Entrance to Élysée Palace the official residence of the President of France
Image: David Monniaux.

Today, the official ceremony ushering in Nicolas Sarkozy as the new president of France took place at Élysée Palace. A 21-gun salute marked the moment he assumed power from his predecessor, Jacques Chirac.

Jean-Louis Debré, president of the Constitutional Council, received the oath of office from Sarkozy. "From this day on and for the duration of your mandate, you embody France, symbolize the republic and represent all the French people," he said as he made Sarkozy the 23rd President of France.

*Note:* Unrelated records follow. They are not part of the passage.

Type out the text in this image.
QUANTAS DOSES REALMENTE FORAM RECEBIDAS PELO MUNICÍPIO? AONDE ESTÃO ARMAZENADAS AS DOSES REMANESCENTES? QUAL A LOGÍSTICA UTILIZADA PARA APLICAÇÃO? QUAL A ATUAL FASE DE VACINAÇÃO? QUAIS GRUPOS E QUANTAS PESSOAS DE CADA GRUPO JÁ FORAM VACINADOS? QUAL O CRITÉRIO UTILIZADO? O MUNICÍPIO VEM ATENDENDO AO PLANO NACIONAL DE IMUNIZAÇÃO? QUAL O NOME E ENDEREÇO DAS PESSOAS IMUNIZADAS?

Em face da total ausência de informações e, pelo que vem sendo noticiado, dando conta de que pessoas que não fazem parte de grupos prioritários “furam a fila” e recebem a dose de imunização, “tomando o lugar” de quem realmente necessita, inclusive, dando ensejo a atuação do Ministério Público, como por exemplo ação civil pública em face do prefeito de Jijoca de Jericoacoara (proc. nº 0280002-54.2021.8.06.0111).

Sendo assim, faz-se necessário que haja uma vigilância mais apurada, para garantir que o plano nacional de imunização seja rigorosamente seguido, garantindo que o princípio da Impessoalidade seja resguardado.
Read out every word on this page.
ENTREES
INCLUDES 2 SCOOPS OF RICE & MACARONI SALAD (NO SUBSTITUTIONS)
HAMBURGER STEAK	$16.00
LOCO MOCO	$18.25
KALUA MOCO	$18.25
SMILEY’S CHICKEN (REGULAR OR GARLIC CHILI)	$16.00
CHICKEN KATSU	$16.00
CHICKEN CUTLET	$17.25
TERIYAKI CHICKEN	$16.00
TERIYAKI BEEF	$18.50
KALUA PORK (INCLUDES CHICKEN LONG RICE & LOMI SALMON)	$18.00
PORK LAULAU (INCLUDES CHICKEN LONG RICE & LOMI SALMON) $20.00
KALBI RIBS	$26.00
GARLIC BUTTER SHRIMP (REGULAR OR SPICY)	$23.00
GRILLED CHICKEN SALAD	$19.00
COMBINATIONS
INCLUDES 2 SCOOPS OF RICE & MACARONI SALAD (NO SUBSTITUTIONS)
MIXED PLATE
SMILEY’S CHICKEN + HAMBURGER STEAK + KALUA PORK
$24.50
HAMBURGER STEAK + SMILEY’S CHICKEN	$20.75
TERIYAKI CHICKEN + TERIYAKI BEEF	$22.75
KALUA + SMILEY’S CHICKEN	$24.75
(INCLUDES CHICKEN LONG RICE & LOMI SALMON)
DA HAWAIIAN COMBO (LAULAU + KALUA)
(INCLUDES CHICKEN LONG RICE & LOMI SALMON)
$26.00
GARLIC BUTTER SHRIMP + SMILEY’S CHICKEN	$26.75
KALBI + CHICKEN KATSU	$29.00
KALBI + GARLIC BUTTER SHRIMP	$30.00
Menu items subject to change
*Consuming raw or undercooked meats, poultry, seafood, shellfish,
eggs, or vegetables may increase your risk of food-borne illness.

Sarkozy's wife, Cecilia, and their five children were among the attendees.

"I will defend the independence of France. I will defend the identity of France," said Sarkozy in his inaugural address. "There is a need to unite the French people ... and to meet commitments because never before has [public] confidence been so shaken and so fragile."

France needs "to take risks and follow initiatives," he said, as well as "rehabilitate the values of work, effort, merit and respect."

He also said he would place defense of human rights and the fight against global warming at the center of his foreign policy.

Handing over the launch codes for France's nuclear arsenal, was one of the final tasks of Chirac's presidency. After a private meeting with Sarkozy, Chirac drove off, ending his 12 years as president, with Sarkozy waving goodbye from the courtyard of Élysée Palace. Tuesday, Chirac had made his farewells to the nation in a televised address.

Sarkozy rode in convertible up the Avenue des Champs-Élysées to the Arc de Triomphe, where he rekindled the Tomb of the Unknown Soldier. He said that he was moved by a letter written by Guy Môquet to his parents. Môquet was executed by the Germans in 1941, along with Jean-Pierre Timbaud. It is essential that children know the horrors of war, he said. Coincidentially, Sarkozy is the first president of France to have been born after World War II.

After that, Sarkozy flew to Germany for talks about the future of the European Union.

"The first emergency is to get the European Union out of its current paralysis," Sarkozy told reporters in Berlin. "For that, it is necessary that Germany, which today holds the EU presidency, and France, which has always been its privileged partner in Europe, see eye to eye on this."